Gritting his teeth, he stood and scaled the ladder to the platform. This time he got a running start and tried to sprint his way across. He made it halfway before his shoulders lurched left, the rope went right, and he went down. As he made his way back up the ladder, he could feel Zara’s gaze on him, watching and no doubt marking down his every mistake. When he got to the platform and looked across the wire, though, she wasn’t giving him that judgmental glare he was expected.
She stood on the opposite platform, one foot in front of the other with her arms straight out. “Keep your arms out like this and your eyes on me. You’ve got this.”
“Highly coachable” had never been one of the descriptors the scouts had given for him—no doubt Freud would say that had something to do with his mom’s job. Still, he followed Zara’s instructions.
“Make sure to center your weight,” she said. “One foot in front of the other. That’s it. You’re doing great.”
She was practically chanting those words over and over again by the time he made it across. Adrenaline pumping, he wrapped an arm around her waist and lifted her up to him in celebration. He hadn’t planned on doing that, but once they were face-to-face, her pink mouth only inches from his, the whole thing felt natural—as if he should have done that eons ago. Her hands went to his shoulders, and her lips parted on a soft “oh” that sounded more like a moment of awareness than of surprise.

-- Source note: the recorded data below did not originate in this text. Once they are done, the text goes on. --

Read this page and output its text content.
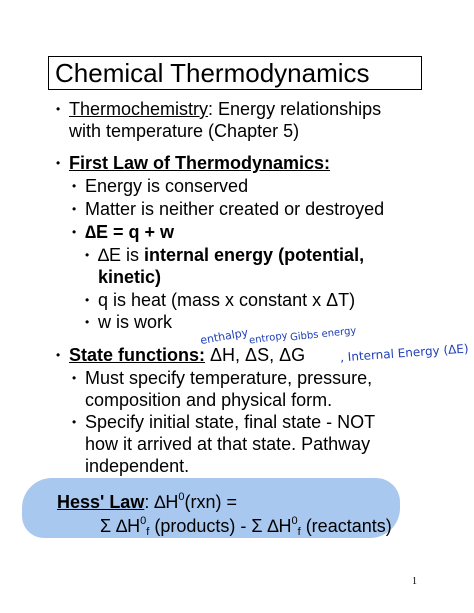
Chemical Thermodynamics
• Thermochemistry: Energy relationships
with temperature (Chapter 5)
• First Law of Thermodynamics:
• Energy is conserved
• Matter is neither created or destroyed
• ∆E = q + w
• ∆E is internal energy (potential,
kinetic)
• q is heat (mass x constant x ΔT)
• w is work
enthalpy entropy Gibbs energy
, Internal Energy (ΔE)
• State functions: ΔH, ΔS, ΔG
• Must specify temperature, pressure,
composition and physical form.
• Specify initial state, final state - NOT
how it arrived at that state. Pathway
independent.
Hess' Law: $\Delta H^0(rxn)$ =
Σ $\Delta H^0_f$ (products) - Σ $\Delta H^0_f$ (reactants)
1
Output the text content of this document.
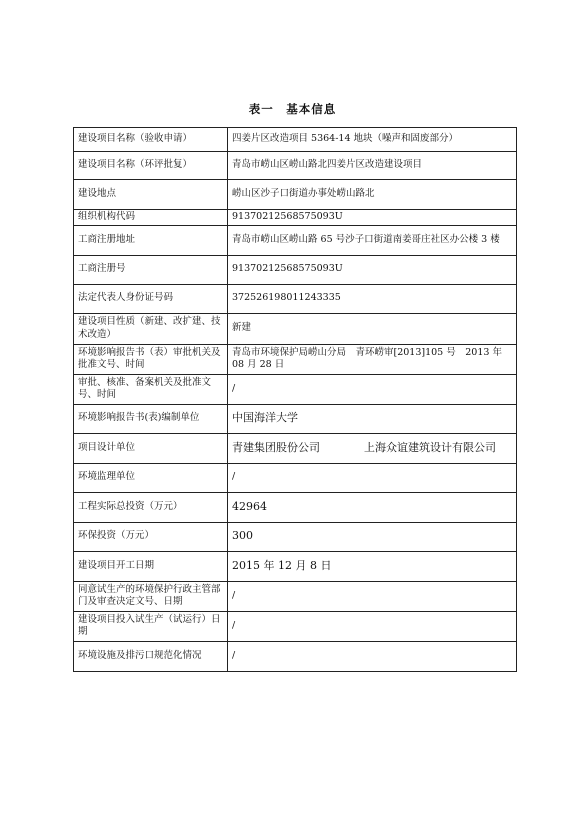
表一　基本信息
建设项目名称（验收申请）	四姜片区改造项目 5364-14 地块（噪声和固废部分）
建设项目名称（环评批复）	青岛市崂山区崂山路北四姜片区改造建设项目
建设地点	崂山区沙子口街道办事处崂山路北
组织机构代码	91370212568575093U
工商注册地址	青岛市崂山区崂山路 65 号沙子口街道南姜哥庄社区办公楼 3 楼
工商注册号	91370212568575093U
法定代表人身份证号码	372526198011243335
建设项目性质（新建、改扩建、技术改造）	新建
环境影响报告书（表）审批机关及批准文号、时间	青岛市环境保护局崂山分局　青环崂审[2013]105 号　2013 年 08 月 28 日
审批、核准、备案机关及批准文号、时间	/
环境影响报告书(表)编制单位	中国海洋大学
项目设计单位	青建集团股份公司 上海众谊建筑设计有限公司
环境监理单位	/
工程实际总投资（万元）	42964
环保投资（万元）	300
建设项目开工日期	2015 年 12 月 8 日
同意试生产的环境保护行政主管部门及审查决定文号、日期	/
建设项目投入试生产（试运行）日期	/
环境设施及排污口规范化情况	/
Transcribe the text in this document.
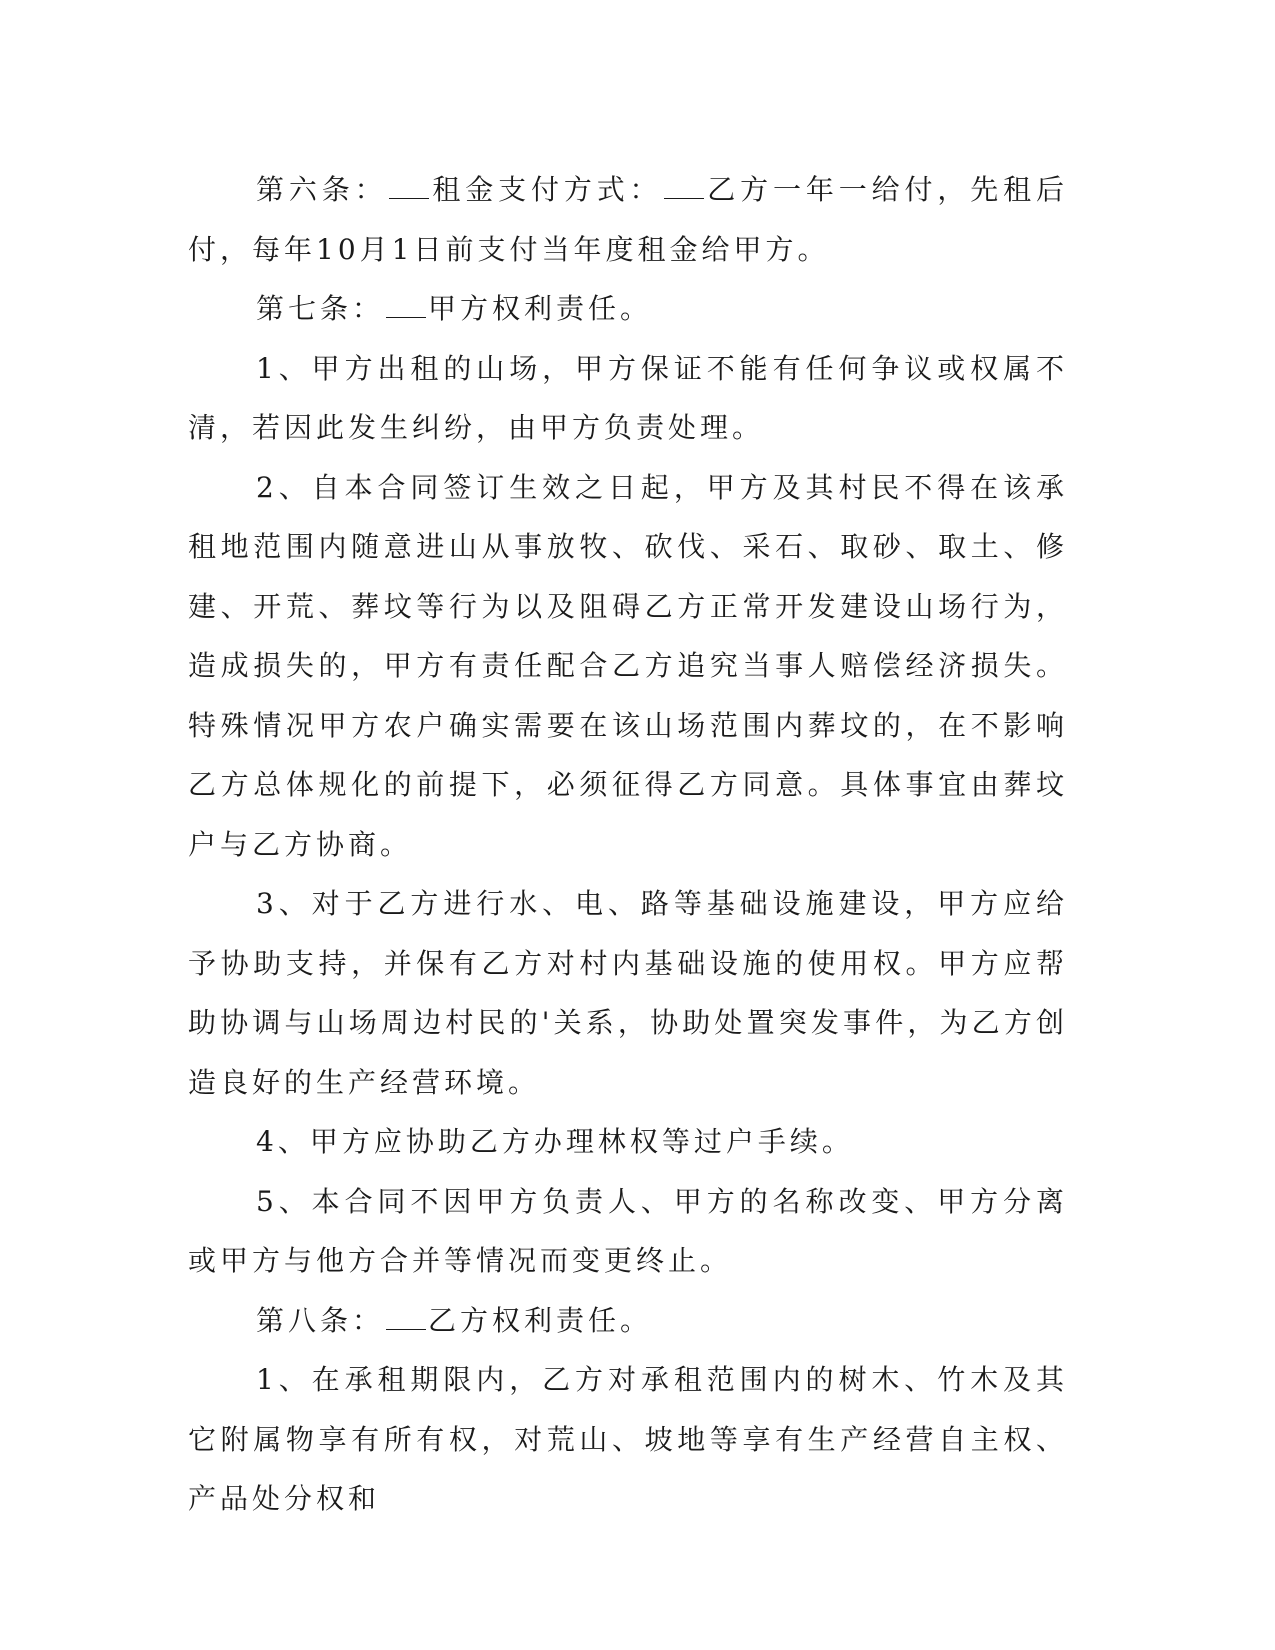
第六条： 租金支付方式： 乙方一年一给付，先租后付，每年10月1日前支付当年度租金给甲方。

第七条： 甲方权利责任。

1、甲方出租的山场，甲方保证不能有任何争议或权属不清，若因此发生纠纷，由甲方负责处理。

2、自本合同签订生效之日起，甲方及其村民不得在该承租地范围内随意进山从事放牧、砍伐、采石、取砂、取土、修建、开荒、葬坟等行为以及阻碍乙方正常开发建设山场行为，造成损失的，甲方有责任配合乙方追究当事人赔偿经济损失。特殊情况甲方农户确实需要在该山场范围内葬坟的，在不影响乙方总体规化的前提下，必须征得乙方同意。具体事宜由葬坟户与乙方协商。

3、对于乙方进行水、电、路等基础设施建设，甲方应给予协助支持，并保有乙方对村内基础设施的使用权。甲方应帮助协调与山场周边村民的'关系，协助处置突发事件，为乙方创造良好的生产经营环境。

4、甲方应协助乙方办理林权等过户手续。

5、本合同不因甲方负责人、甲方的名称改变、甲方分离或甲方与他方合并等情况而变更终止。

第八条： 乙方权利责任。

1、在承租期限内，乙方对承租范围内的树木、竹木及其它附属物享有所有权，对荒山、坡地等享有生产经营自主权、产品处分权和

She didn’t fit perfectly against him—with more than a foot height difference, that would never happen—but she still felt right in his arms. Her gaze dropped from his eyes to his mouth, and she lowered her face just enough to let him know that if he didn’t stop this now, she was going to kiss him. That was good. That was really damn—bad.
What the hell, Stuckey. Your date is off-limits, remember, asshole? There are rules. You have a goal. Using Zara to get off is not an option. She doesn’t even want to be here with you.
Reality driven home, he came back to his senses. He didn’t throw Zara down, but he didn’t set her gently on her feet, either. Embarrassment chased the confusion right off her face as a deep blush worked its way up from the base of her throat.
“Sorry, I shouldn’t have picked you up,” he said, shoving a hand through his hair to keep from reaching out for her again. “I got carried away.”
She looked everywhere but at him. “Yeah, no worries. We should just—” And then she sprinted off the platform and onto the padded, spinning bars, making it to the third out of five before she went flying.
…
What had she been thinking? Kissing Caleb Stuckey? No, that was bad. Really bad. Almost as bad as face planting on the trampoline-like net under the spinning bars of hell.
The idea of laying here looking like she had permanently biffed it sounded pretty good at the moment, but Zara couldn’t do it. She had to get up, conquer this obstacle course, and mark date number two off her to-do list before she embarrassed herself any further.